The 96,000-square-foot temple will serve 27 stakes and more than 93,000 church members, from Mapleton to Delta, with access to temple services who were part of the the Provo Temple or the Manti Temple districts.

The temple contains a baptistry, seven sealing rooms and three endowment presentation rooms. Elder Richards said the temple will need 3,000 volunteers as ordinance workers. More than 100 sealings have been scheduled for the temple already, and that number grows daily.

With the completion of the temple, the monumental work of preparing it for the traditional open house is underway.

Open house committee chairman Larry Duffin said nearly 20,000 volunteers will help with the open house. Duffin chairs the core open house committee of 16 members, who in turn chair their own subcommittees members totaling 300. Participation in the open house is estimated to reach 500,000 visitors.

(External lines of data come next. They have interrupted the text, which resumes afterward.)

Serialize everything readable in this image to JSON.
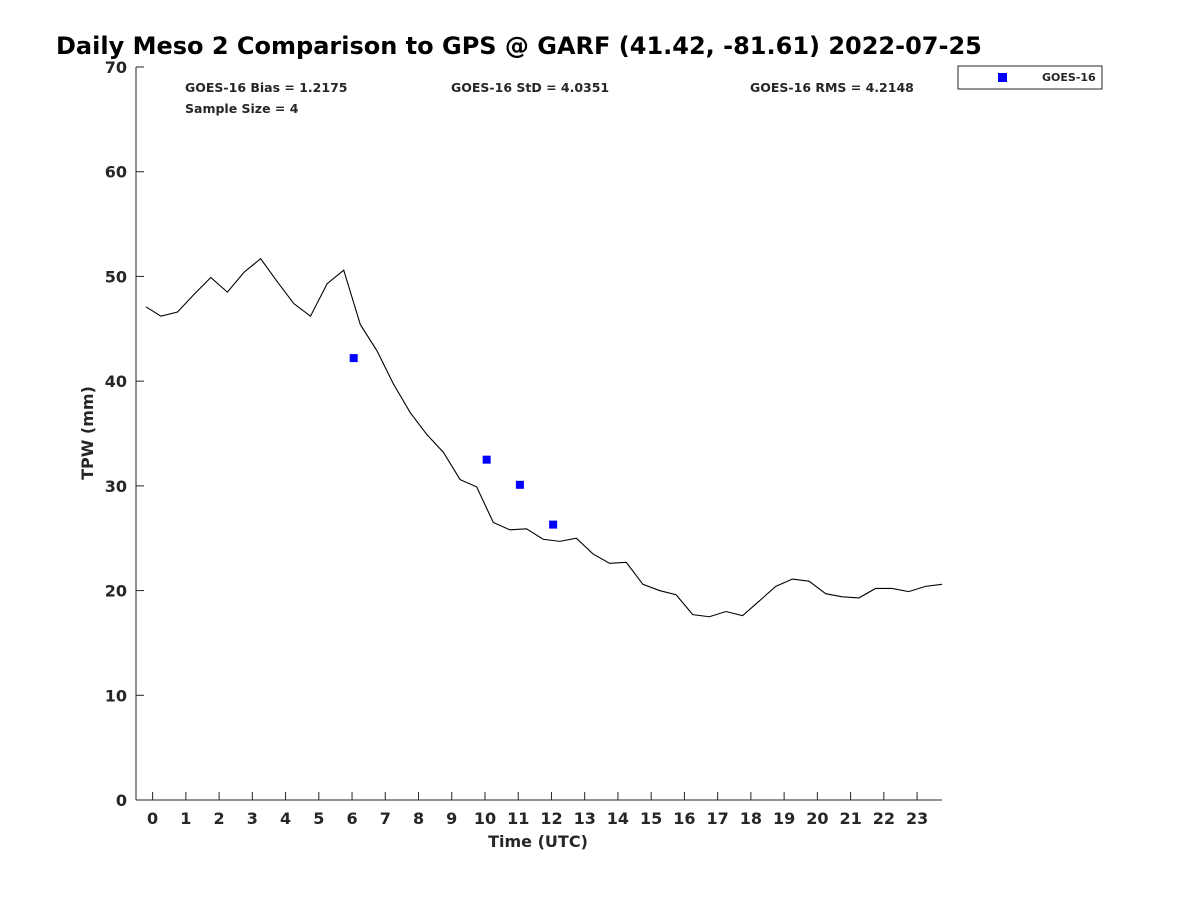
{
  "chart_data": {
    "type": "scatter",
    "title": "Daily Meso 2 Comparison to GPS @ GARF (41.42, -81.61) 2022-07-25",
    "xlabel": "Time (UTC)",
    "ylabel": "TPW (mm)",
    "xlim": [
      -0.5,
      23.75
    ],
    "ylim": [
      0,
      70
    ],
    "x_ticks": [
      0,
      1,
      2,
      3,
      4,
      5,
      6,
      7,
      8,
      9,
      10,
      11,
      12,
      13,
      14,
      15,
      16,
      17,
      18,
      19,
      20,
      21,
      22,
      23
    ],
    "y_ticks": [
      0,
      10,
      20,
      30,
      40,
      50,
      60,
      70
    ],
    "grid": false,
    "legend_position": "top-right outside",
    "stats": {
      "bias": "GOES-16 Bias = 1.2175",
      "std": "GOES-16 StD = 4.0351",
      "rms": "GOES-16 RMS = 4.2148",
      "sample": "Sample Size = 4"
    },
    "series": [
      {
        "name": "GOES-16",
        "style": "scatter",
        "marker": "square",
        "color": "#0000ff",
        "points": [
          {
            "x": 6.05,
            "y": 42.2
          },
          {
            "x": 10.05,
            "y": 32.5
          },
          {
            "x": 11.05,
            "y": 30.1
          },
          {
            "x": 12.05,
            "y": 26.3
          }
        ]
      },
      {
        "style": "line",
        "color": "#000000",
        "points": [
          {
            "x": -0.2,
            "y": 47.1
          },
          {
            "x": 0.25,
            "y": 46.2
          },
          {
            "x": 0.75,
            "y": 46.6
          },
          {
            "x": 1.25,
            "y": 48.3
          },
          {
            "x": 1.75,
            "y": 49.9
          },
          {
            "x": 2.25,
            "y": 48.5
          },
          {
            "x": 2.75,
            "y": 50.4
          },
          {
            "x": 3.25,
            "y": 51.7
          },
          {
            "x": 3.75,
            "y": 49.5
          },
          {
            "x": 4.25,
            "y": 47.4
          },
          {
            "x": 4.75,
            "y": 46.2
          },
          {
            "x": 5.25,
            "y": 49.3
          },
          {
            "x": 5.75,
            "y": 50.6
          },
          {
            "x": 6.25,
            "y": 45.4
          },
          {
            "x": 6.75,
            "y": 42.9
          },
          {
            "x": 7.25,
            "y": 39.7
          },
          {
            "x": 7.75,
            "y": 37.0
          },
          {
            "x": 8.25,
            "y": 34.9
          },
          {
            "x": 8.75,
            "y": 33.2
          },
          {
            "x": 9.25,
            "y": 30.6
          },
          {
            "x": 9.75,
            "y": 29.9
          },
          {
            "x": 10.25,
            "y": 26.5
          },
          {
            "x": 10.75,
            "y": 25.8
          },
          {
            "x": 11.25,
            "y": 25.9
          },
          {
            "x": 11.75,
            "y": 24.9
          },
          {
            "x": 12.25,
            "y": 24.7
          },
          {
            "x": 12.75,
            "y": 25.0
          },
          {
            "x": 13.25,
            "y": 23.5
          },
          {
            "x": 13.75,
            "y": 22.6
          },
          {
            "x": 14.25,
            "y": 22.7
          },
          {
            "x": 14.75,
            "y": 20.6
          },
          {
            "x": 15.25,
            "y": 20.0
          },
          {
            "x": 15.75,
            "y": 19.6
          },
          {
            "x": 16.25,
            "y": 17.7
          },
          {
            "x": 16.75,
            "y": 17.5
          },
          {
            "x": 17.25,
            "y": 18.0
          },
          {
            "x": 17.75,
            "y": 17.6
          },
          {
            "x": 18.25,
            "y": 19.0
          },
          {
            "x": 18.75,
            "y": 20.4
          },
          {
            "x": 19.25,
            "y": 21.1
          },
          {
            "x": 19.75,
            "y": 20.9
          },
          {
            "x": 20.25,
            "y": 19.7
          },
          {
            "x": 20.75,
            "y": 19.4
          },
          {
            "x": 21.25,
            "y": 19.3
          },
          {
            "x": 21.75,
            "y": 20.2
          },
          {
            "x": 22.25,
            "y": 20.2
          },
          {
            "x": 22.75,
            "y": 19.9
          },
          {
            "x": 23.25,
            "y": 20.4
          },
          {
            "x": 23.75,
            "y": 20.6
          }
        ]
      }
    ]
  }
}
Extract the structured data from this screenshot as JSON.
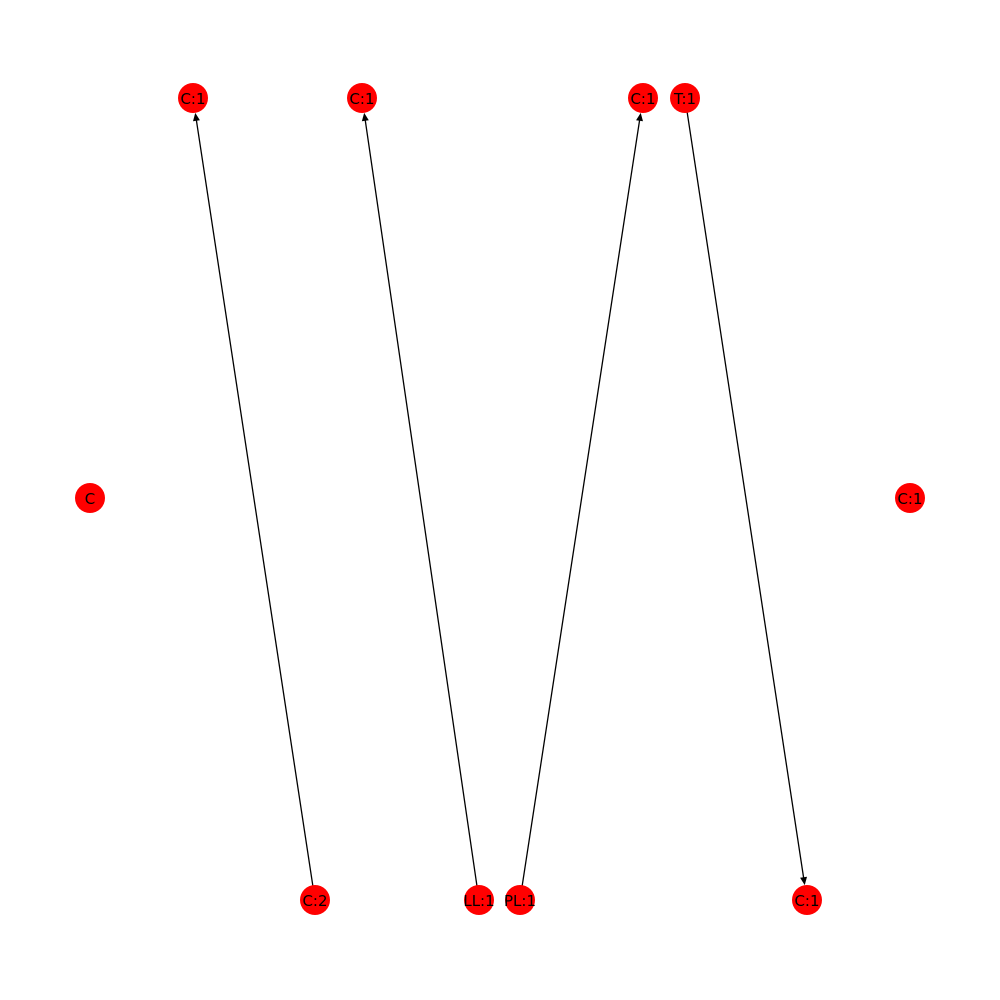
{
  "graph": {
    "node_color": "#ff0000",
    "edge_color": "#000000",
    "label_color": "#000000",
    "nodes": [
      {
        "id": "n1",
        "label": "C:1"
      },
      {
        "id": "n2",
        "label": "C:1"
      },
      {
        "id": "n3",
        "label": "C:1"
      },
      {
        "id": "n4",
        "label": "T:1"
      },
      {
        "id": "n5",
        "label": "C"
      },
      {
        "id": "n6",
        "label": "C:1"
      },
      {
        "id": "n7",
        "label": "C:2"
      },
      {
        "id": "n8",
        "label": "LL:1"
      },
      {
        "id": "n9",
        "label": "PL:1"
      },
      {
        "id": "n10",
        "label": "C:1"
      }
    ],
    "edges": [
      {
        "source": "n7",
        "target": "n1",
        "directed": true
      },
      {
        "source": "n8",
        "target": "n2",
        "directed": true
      },
      {
        "source": "n9",
        "target": "n3",
        "directed": true
      },
      {
        "source": "n4",
        "target": "n10",
        "directed": true
      }
    ]
  }
}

Once the open house concludes, most of the furniture will be removed, and 2,100 seats will be placed in the temple for people to attend the dedication sessions. Volunteers will then work through the night to remove the chairs and restore the furniture so the temple is ready for private function Monday morning. The temple will be open to the general membership of the church on Tuesday, June 8.

The temple design and decor are based around the motif of an apple blossom, inspired by local apple orchards. Elder Wilson said the temple was designed to complement the surrounding environment. The temple’s primary materials include precast concrete, African mahogany and stone from Spain, Portugal and Turkey. Architectural Nexus designed the temple, and Wadman Corporation was the local contractor.

“The ordinances that take place in there are the ordinances of eternity,” Elder Richards said. “So that is why they are particularly beautiful and adorned in such a way that if the Savior were to come this is where he would come.”

Locally, the temple is the culmination of decades of development by Latter-day Saints who were originally sent to the area by Brigham Young in 1850.

While the impact of the temple on the community temporally remains to be seen, the spiritual impact has already been felt. Duffin reported that people were inspired to reexamine their lives upon hearing the announcement of the temple. Duffin also said the building of the temple blesses all in the area.

“Members are almost beyond the ability to express in words how grateful they are to have their own temple. I think that every one of us feels a connection to ‘our’ temples, as though it is specifically prepared for us and our ancestors,” Elder Richards said.

The open house will run April 24 through May 23, 2015. The cultural celebration will take place at LaVell Edwards Stadium June 6 at 7 p.m. The First Presidency will conduct three temple dedicatory sessions on June 7, 2015, at 10 a.m., 1 p.m., and 4 p.m. The sessions will be broadcast live to church members who reside within the 27 surrounding stakes.

Due to the popularity of the open house, the church made additional tickets available.